Leef, It was probably hotter a lot more recently than 3-5 million years ago.
There have been many cycles of glaciation and meltoff over the last 3 million years. Initially, the cycle was about 50,000 years between warm periods, but about 900,000 years ago, it changed to about 100,000 years per cycle.
During previous interglacial periods, sea levels sometimes rose more than they have so far this cycle. During the last interglacial period about 100,000 years ago, sea level reached a peak 25 feet higher than it is now. I remember reading about a 65 foot higher peak sea level several cycles earlier. It is a good bet that there were some rather warm years back then, before we had record-keeping humans. And single years are probably not discernable in the geological record with the accuracy needed to make year-to year comparisons with the present.

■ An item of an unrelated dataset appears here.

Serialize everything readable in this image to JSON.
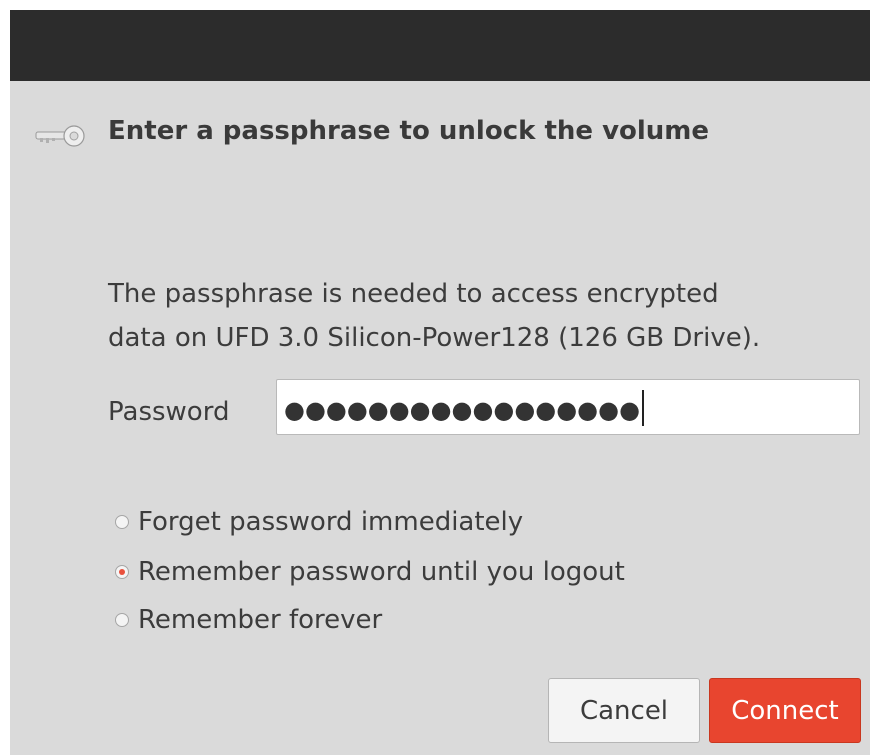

That doesn't mean we aren't eventually headed for global conditions similar to 3 to 5 million years ago, before the current (just ended?) cycles started. But, we are probably not yet out of the global conditions that have been experienced in previous warm periods. We may have already passed the point where we are unable to prevent getting back to the conditions that existed millions of years ago. It takes time for global temperatures to reach equilibrium when there is a change in net heating or cooling effects. There is no question that we are in a heating-up period at the moment.
"If we could magically wave a wand and put electric cars in the homes of everybody in the U.S., in place of their cars with internal combustion engines, we would crash the electric grid when they tried to charge them."
That's not really true. There's now lots of evidence that the opposite should be the case, especially combined with energy efficiency and distributed generation.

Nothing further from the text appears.